Likewise, Chatten’s vocal style has become more nuanced and musical, while still retaining a moody edge – he just feels more internalized now instead of shouting at the masses. Chatten’s delivery is melodious even on buzzy songs like Lean fiaThe hypnotic title track from, with words flowing from his tongue in a steady stream, a crackle that’s as much a rhythm instrument as anything else. On songs like the obsessive “I Love You” and “How Cold Love Is,” you can almost hear his characters spinning in circles, pleading for someone who isn’t there, chanting “And if there was sun – it was never on me.”

‘Skinty Fia’ is the album that comes closest to dance music – in a Primal Scream XTRMNTR sort of a path – and is also up for best song on the album. With its driving bassline, industrial tinkle, razorwire guitar splinters and Chatten’s impressive vocals, it’s like Happy Mondays covered by Tricky and dying to be remixed (maybe Soulwax can try like they did with “A Hero’s Death”). The album is at its best on rhythmically prominent tracks: the syncopated two-chord groove of ‘Jackie Down the Line’, the dreamy, nostalgic journey through London’s nightlife of ‘Roman Holiday’ and the bubbling, ominous and dubby “Big hat.”

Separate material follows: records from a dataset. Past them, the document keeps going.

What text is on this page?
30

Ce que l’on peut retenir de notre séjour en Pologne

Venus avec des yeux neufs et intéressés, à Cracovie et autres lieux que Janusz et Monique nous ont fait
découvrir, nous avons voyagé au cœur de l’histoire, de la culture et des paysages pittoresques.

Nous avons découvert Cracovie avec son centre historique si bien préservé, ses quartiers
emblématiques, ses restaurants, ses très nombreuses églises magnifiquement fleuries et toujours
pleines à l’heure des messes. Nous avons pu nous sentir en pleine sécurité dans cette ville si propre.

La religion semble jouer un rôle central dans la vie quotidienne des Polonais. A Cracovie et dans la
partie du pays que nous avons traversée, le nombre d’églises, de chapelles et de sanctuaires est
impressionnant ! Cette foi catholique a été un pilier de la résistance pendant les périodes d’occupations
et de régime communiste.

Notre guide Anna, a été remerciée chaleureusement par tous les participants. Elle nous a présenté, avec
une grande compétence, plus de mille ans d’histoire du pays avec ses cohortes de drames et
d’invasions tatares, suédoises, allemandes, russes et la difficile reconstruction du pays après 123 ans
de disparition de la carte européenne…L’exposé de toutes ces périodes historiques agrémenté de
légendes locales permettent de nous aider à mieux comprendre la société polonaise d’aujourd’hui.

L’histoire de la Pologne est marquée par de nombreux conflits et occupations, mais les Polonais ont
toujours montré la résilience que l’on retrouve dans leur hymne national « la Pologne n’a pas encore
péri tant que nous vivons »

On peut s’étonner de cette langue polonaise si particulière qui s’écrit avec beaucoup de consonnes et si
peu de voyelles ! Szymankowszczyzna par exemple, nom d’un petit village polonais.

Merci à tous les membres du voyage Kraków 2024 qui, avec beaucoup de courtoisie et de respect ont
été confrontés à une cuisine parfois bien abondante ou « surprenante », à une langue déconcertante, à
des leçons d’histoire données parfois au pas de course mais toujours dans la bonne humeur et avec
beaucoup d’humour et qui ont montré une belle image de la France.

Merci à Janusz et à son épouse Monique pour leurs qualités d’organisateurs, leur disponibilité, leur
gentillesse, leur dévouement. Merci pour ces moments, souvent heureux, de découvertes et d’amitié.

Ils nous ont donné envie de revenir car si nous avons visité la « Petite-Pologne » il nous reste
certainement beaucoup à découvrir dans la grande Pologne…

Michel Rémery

Lean fia also breaks the tradition of their first two albums by ending things not with a tender ballad but the loudest and loudest song on the record. He finds the song’s common thread, whether it’s Chatten about a character he created, at his most vulnerable and pathetic, plagued by a messy relationship. “I’ll be your dog around / I’ll light your cigarette” he shouts as a maelstrom of guitars twirls around like storm clouds. And although they are a group known for their love of Ireland’s many famous poets, they are named after a Russian author, ‘Nabokov’. Chatten and the rest of Fontaines DC may still be struggling with a sense of identity, but their restless spirit and desire not to do the same thing twice serves them well thus far.

To pick up Lean fia on limited edition translucent red vinyl it’s exclusive to our shop.